I have been taking the test for some time now. I’m not sure how long or how much time is left. Some of the problems are easy. I breeze right through them. Others take what seems like forever to sort out.
There are others taking the test with me. It is encouraging that others took the test before us and managed to get through it.
I know there are some who cheat. That’s always a problem but there is little I can do about it. I’m not a snitch but I think it’s unfair for those like me who play by the rules.
I prepared for the test by working through many of the problems catalogued by those who took the test before me. I know that new problems will crop up. Not only must I learn the solutions to the old problems but I must also find a method to deal with new problems when they arise. That makes the test more difficult but also more interesting.

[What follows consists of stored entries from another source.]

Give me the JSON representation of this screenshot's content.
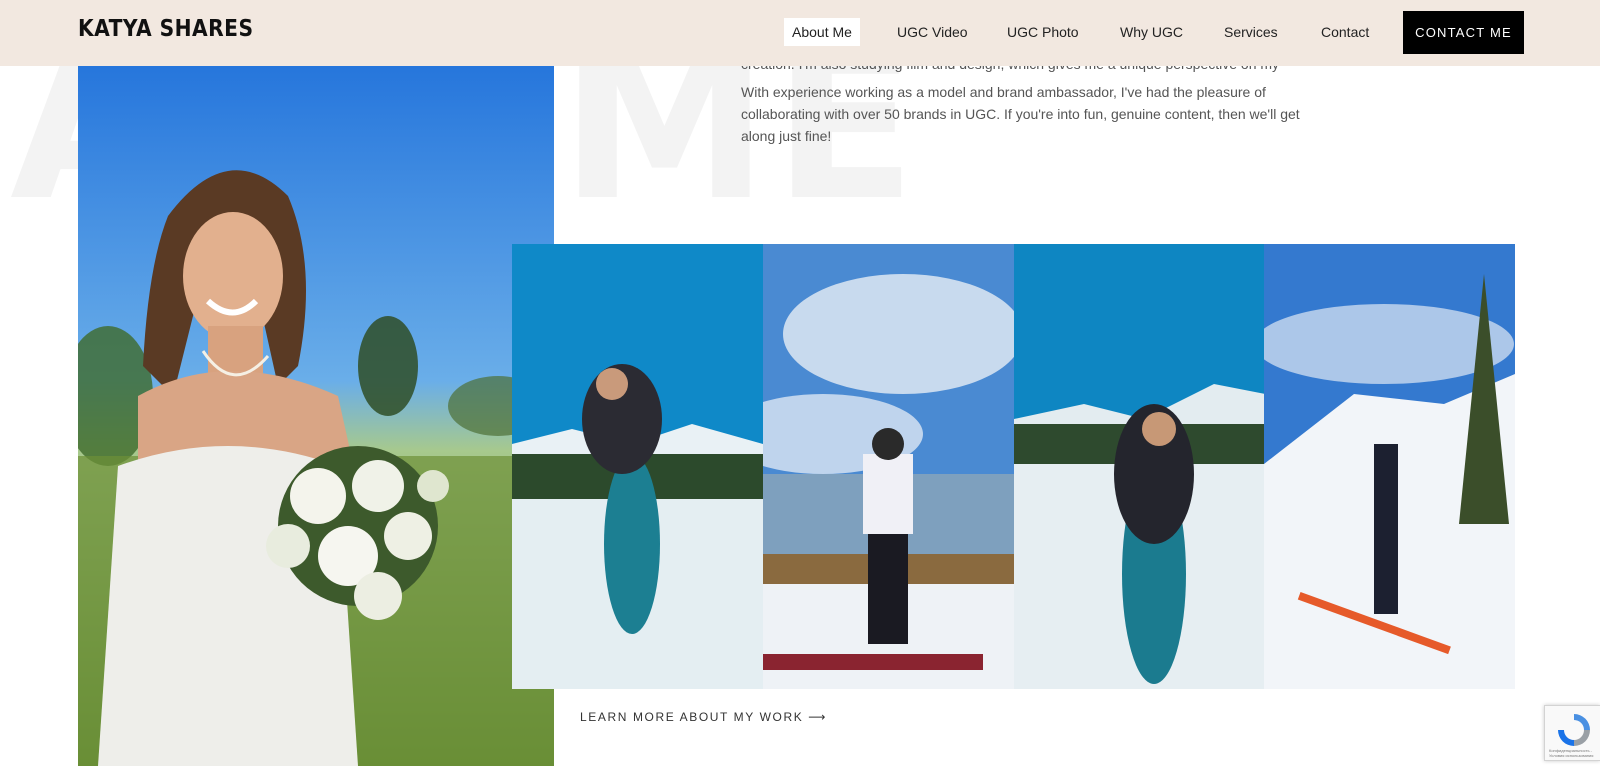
{
  "background_heading": {
    "left_word": "A",
    "right_word": "ME"
  },
  "header": {
    "logo": "KATYA SHARES",
    "nav": [
      {
        "label": "About Me",
        "active": true
      },
      {
        "label": "UGC Video",
        "active": false
      },
      {
        "label": "UGC Photo",
        "active": false
      },
      {
        "label": "Why UGC",
        "active": false
      },
      {
        "label": "Services",
        "active": false
      },
      {
        "label": "Contact",
        "active": false
      }
    ],
    "cta_label": "CONTACT ME"
  },
  "about": {
    "paragraph_1_tail": "creation. I'm also studying film and design, which gives me a unique perspective on my content.",
    "paragraph_2": "With experience working as a model and brand ambassador, I've had the pleasure of collaborating with over 50 brands in UGC. If you're into fun, genuine content, then we'll get along just fine!"
  },
  "learn_more": {
    "label": "LEARN MORE ABOUT MY WORK",
    "arrow": "⟶"
  },
  "recaptcha": {
    "caption": "Конфиденциальность - Условия использования"
  },
  "colors": {
    "header_bg": "#f2e8e0",
    "cta_bg": "#000000",
    "sky": "#1f8fd0"
  }
}
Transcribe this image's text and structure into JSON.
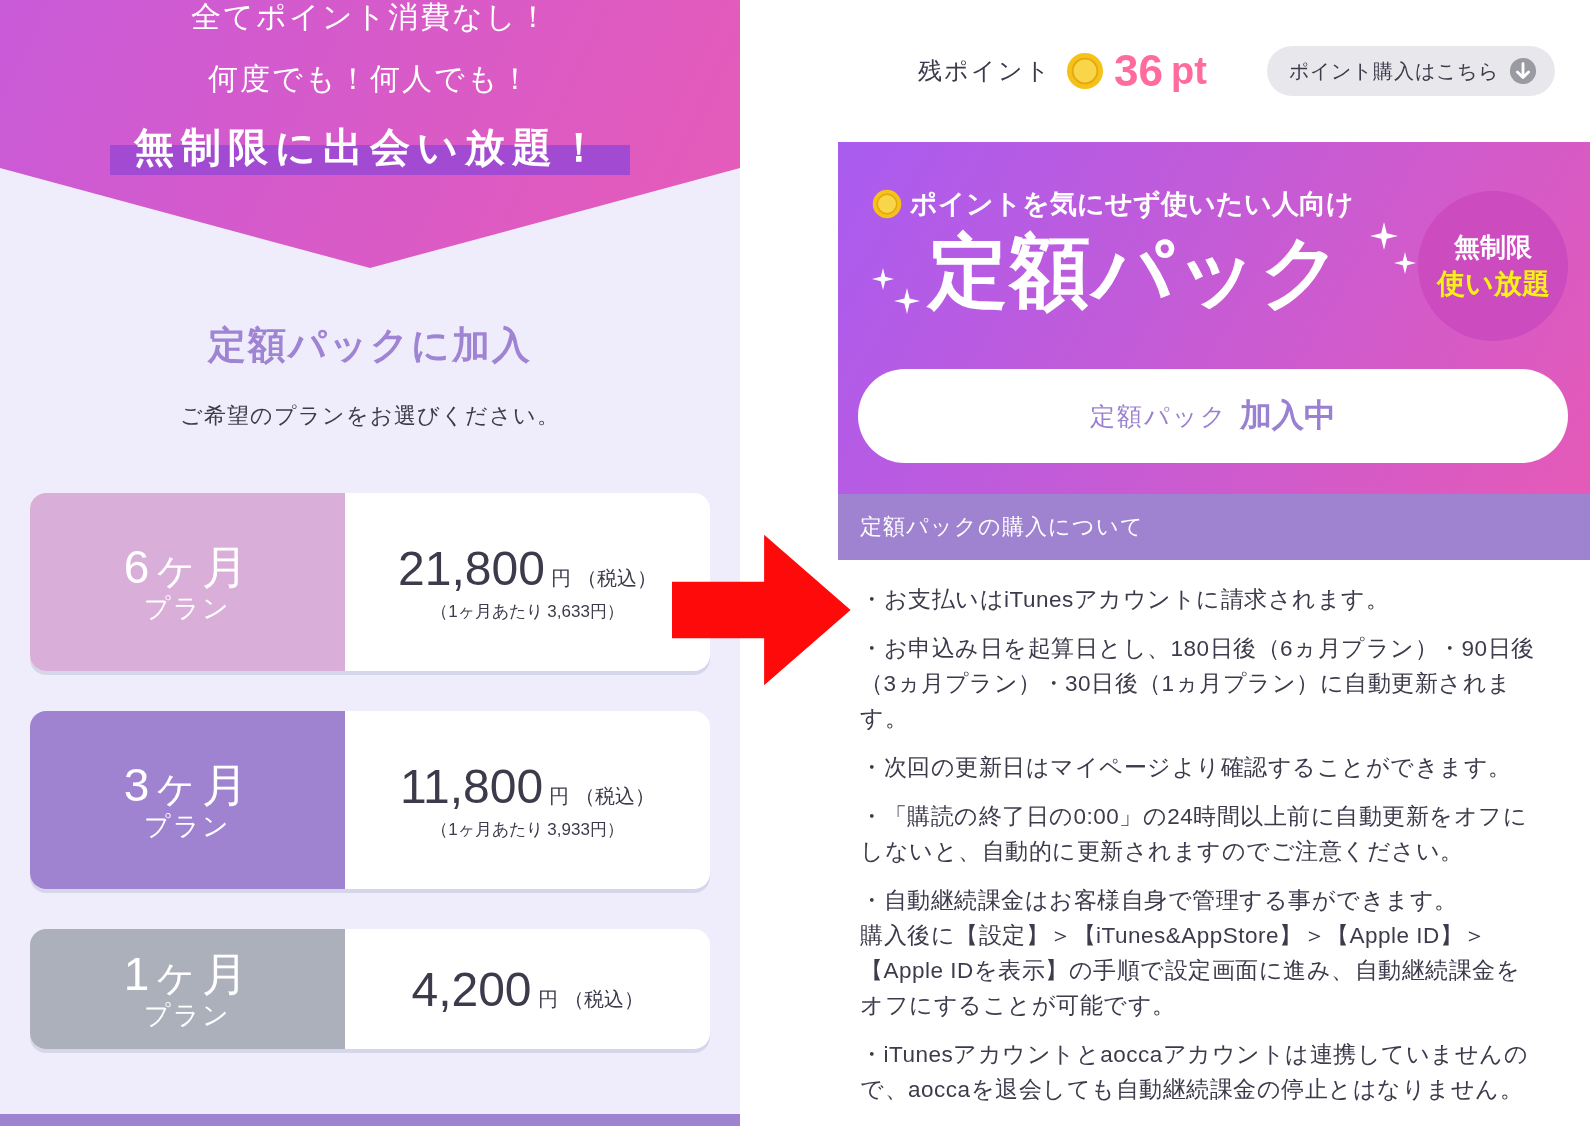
{
  "left": {
    "header_lines": [
      "全てポイント消費なし！",
      "何度でも！何人でも！"
    ],
    "highlight": "無制限に出会い放題！",
    "title": "定額パックに加入",
    "subtitle": "ご希望のプランをお選びください。",
    "plans": [
      {
        "duration": "6ヶ月",
        "label": "プラン",
        "price": "21,800",
        "unit": "円",
        "tax": "（税込）",
        "per_month": "（1ヶ月あたり 3,633円）",
        "color": "#d9aed9"
      },
      {
        "duration": "3ヶ月",
        "label": "プラン",
        "price": "11,800",
        "unit": "円",
        "tax": "（税込）",
        "per_month": "（1ヶ月あたり 3,933円）",
        "color": "#9f82d0"
      },
      {
        "duration": "1ヶ月",
        "label": "プラン",
        "price": "4,200",
        "unit": "円",
        "tax": "（税込）",
        "color": "#abb0bb"
      }
    ]
  },
  "right": {
    "points_label": "残ポイント",
    "points_value": "36",
    "points_unit": "pt",
    "buy_button": "ポイント購入はこちら",
    "banner": {
      "tagline": "ポイントを気にせず使いたい人向け",
      "title": "定額パック",
      "badge_line1": "無制限",
      "badge_line2": "使い放題",
      "status_prefix": "定額パック",
      "status": "加入中"
    },
    "section_title": "定額パックの購入について",
    "notes": [
      "・お支払いはiTunesアカウントに請求されます。",
      "・お申込み日を起算日とし、180日後（6ヵ月プラン）・90日後（3ヵ月プラン）・30日後（1ヵ月プラン）に自動更新されます。",
      "・次回の更新日はマイページより確認することができます。",
      "・「購読の終了日の0:00」の24時間以上前に自動更新をオフにしないと、自動的に更新されますのでご注意ください。",
      [
        "・自動継続課金はお客様自身で管理する事ができます。",
        "購入後に【設定】＞【iTunes&AppStore】＞【Apple ID】＞【Apple IDを表示】の手順で設定画面に進み、自動継続課金をオフにすることが可能です。"
      ],
      "・iTunesアカウントとaoccaアカウントは連携していませんので、aoccaを退会しても自動継続課金の停止とはなりません。"
    ]
  }
}
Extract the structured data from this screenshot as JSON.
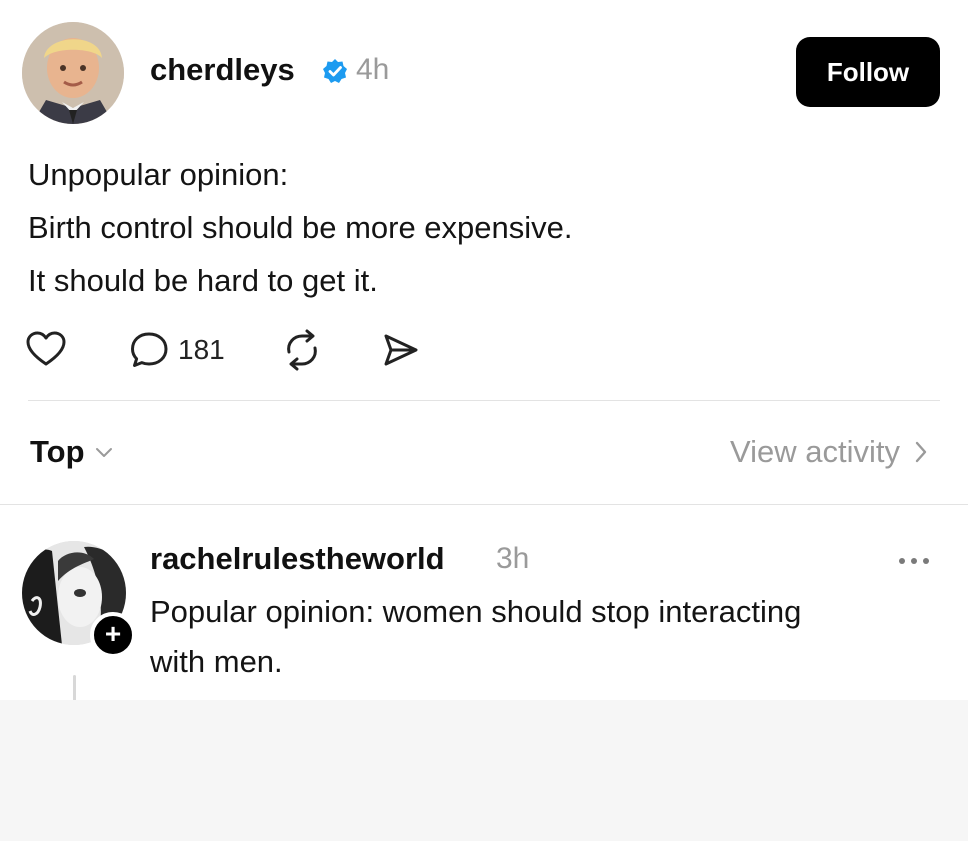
{
  "post": {
    "username": "cherdleys",
    "verified": true,
    "timestamp": "4h",
    "follow_label": "Follow",
    "lines": [
      "Unpopular opinion:",
      "Birth control should be more expensive.",
      "It should be hard to get it."
    ],
    "actions": {
      "like_icon": "heart-icon",
      "reply_icon": "comment-icon",
      "reply_count": "181",
      "repost_icon": "repost-icon",
      "share_icon": "send-icon"
    }
  },
  "sort": {
    "label": "Top",
    "view_activity": "View activity"
  },
  "reply": {
    "username": "rachelrulestheworld",
    "timestamp": "3h",
    "lines": [
      "Popular opinion: women should stop interacting",
      "with men."
    ],
    "add_badge": "+"
  },
  "colors": {
    "verified_blue": "#1d9bf0",
    "muted_gray": "#9a9a9a",
    "button_black": "#000000"
  }
}
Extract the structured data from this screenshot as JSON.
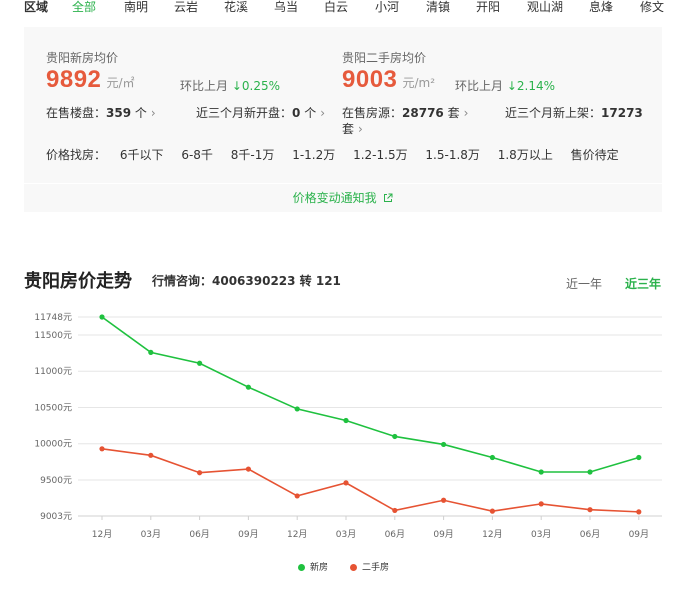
{
  "nav": {
    "label": "区域",
    "items": [
      "全部",
      "南明",
      "云岩",
      "花溪",
      "乌当",
      "白云",
      "小河",
      "清镇",
      "开阳",
      "观山湖",
      "息烽",
      "修文"
    ],
    "active_index": 0
  },
  "new_house": {
    "title": "贵阳新房均价",
    "price": "9892",
    "unit": "元/㎡",
    "change_label": "环比上月",
    "change_arrow": "↓",
    "change_value": "0.25%",
    "on_sale_label": "在售楼盘：",
    "on_sale_value": "359",
    "on_sale_suffix": "个",
    "recent_label": "近三个月新开盘：",
    "recent_value": "0",
    "recent_suffix": "个"
  },
  "second_house": {
    "title": "贵阳二手房均价",
    "price": "9003",
    "unit": "元/m²",
    "change_label": "环比上月",
    "change_arrow": "↓",
    "change_value": "2.14%",
    "on_sale_label": "在售房源：",
    "on_sale_value": "28776",
    "on_sale_suffix": "套",
    "recent_label": "近三个月新上架：",
    "recent_value": "17273",
    "recent_suffix": "套"
  },
  "filter": {
    "label": "价格找房：",
    "options": [
      "6千以下",
      "6-8千",
      "8千-1万",
      "1-1.2万",
      "1.2-1.5万",
      "1.5-1.8万",
      "1.8万以上",
      "售价待定"
    ]
  },
  "notify": {
    "text": "价格变动通知我",
    "icon": "external-link-icon"
  },
  "chart_section": {
    "title": "贵阳房价走势",
    "hotline": "行情咨询：4006390223 转 121",
    "range_tabs": [
      "近一年",
      "近三年"
    ],
    "active_range": 1
  },
  "colors": {
    "accent": "#2bb24c",
    "price": "#e65a3c",
    "new_series": "#1fc13f",
    "second_series": "#e65333"
  },
  "chart_data": {
    "type": "line",
    "categories": [
      "12月",
      "03月",
      "06月",
      "09月",
      "12月",
      "03月",
      "06月",
      "09月",
      "12月",
      "03月",
      "06月",
      "09月"
    ],
    "y_ticks": [
      9003,
      9500,
      10000,
      10500,
      11000,
      11500,
      11748
    ],
    "y_tick_labels": [
      "9003元",
      "9500元",
      "10000元",
      "10500元",
      "11000元",
      "11500元",
      "11748元"
    ],
    "ylim": [
      9003,
      11748
    ],
    "grid": true,
    "legend_position": "bottom",
    "series": [
      {
        "name": "新房",
        "values": [
          11748,
          11260,
          11110,
          10780,
          10480,
          10320,
          10100,
          9990,
          9810,
          9610,
          9610,
          9810
        ]
      },
      {
        "name": "二手房",
        "values": [
          9930,
          9840,
          9600,
          9650,
          9280,
          9460,
          9080,
          9220,
          9070,
          9170,
          9090,
          9060
        ]
      }
    ]
  }
}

Those taking the test are a diverse group. Some, like myself, are diligent and serious. Others treat the whole thing like a joke. There are troublemakers who create disruptions. Some people’s tests get stolen and they are unable to finish. One must be on guard and cautious.
Sometimes I want to go back and alter some of my answers but this is against the rules. Once an answer has been chosen, it becomes irrevocable. I can add footnotes and explanatory material but to do so reduces the time to work on the remaining problems. I do it anyway when I feel I must.
Some find the test too difficult. They become discouraged. They leave their tests unfinished and disappear from the room. An aura of sadness follows in their wake.
Some plead for more time to finish the test. On occasion extra time is granted arbitrarily. Those who do not receive extra time may become jealous or disappointed or even angry but it’s just the way it is.
I admit there are moments when I grow tired or bored and do not put forth my best effort but I always try to do my best.
No one knows who grades the test or if it is graded at all. Most think it’s graded. They argue that if the test is not graded there is no reason to take it. I am not persuaded by that argument. I take the test out of curiosity and to learn from it. I take it because it is offered. I consider my chance to take the test a privilege and an obligation.
There are stories about those who finished the test. Some did well, some poorly. Such a history provides examples. The examples help me decide what to do on the test and what not to do. That’s another reason to take it—to help those who will take it in the future.
The how, where or when of the first test is unknown but it is known that the first test was very long ago. The test has changed over time, some say for the better, some say for the worse.
The purpose of the test is a mystery. Those who think the test will be graded believe that those who do well on the test will have easier tests forever and those who do poorly on the test will have painfully difficult tests forever. Some, like me, think there is only one test and when it’s over, that’s it.
It doesn’t bother me whether or not the test has a purpose. Of course I’d like to know if there was but I don’t. I can’t even know for sure if I’m taking the test. The whole thing could be a dream. I don’t think it’s a dream but it could be. I’ve decided to follow it through. If I’m dreaming maybe I’ll learn something or maybe I’ll wake up and learn something else.
It seems like the test has gone on for years but maybe it’s only been a few hours or a few minutes. Time is relative. That’s part of the circumstance of the test. I don’t remember when I started the test but I do have vague glimpses of what it was like then. I don’t know if I look any different but as far as I can tell I feel about the same. I could be wrong. Memory is known to be unreliable.
Speaking of which, I can’t remember what we were told about how we will know when we’re finished with the test. We may have a strong feeling that we are close to the end but how will we know when we are there? The questions just keep coming.
I have not, as yet, met anyone who has finished the test or had a chance to speak with those who quit early. It would be interesting to have their thoughts on the matter if they have any. Come to think of it, I have not met anyone who is not currently taking the test. I have stories, accounts, histories but no first hand knowledge.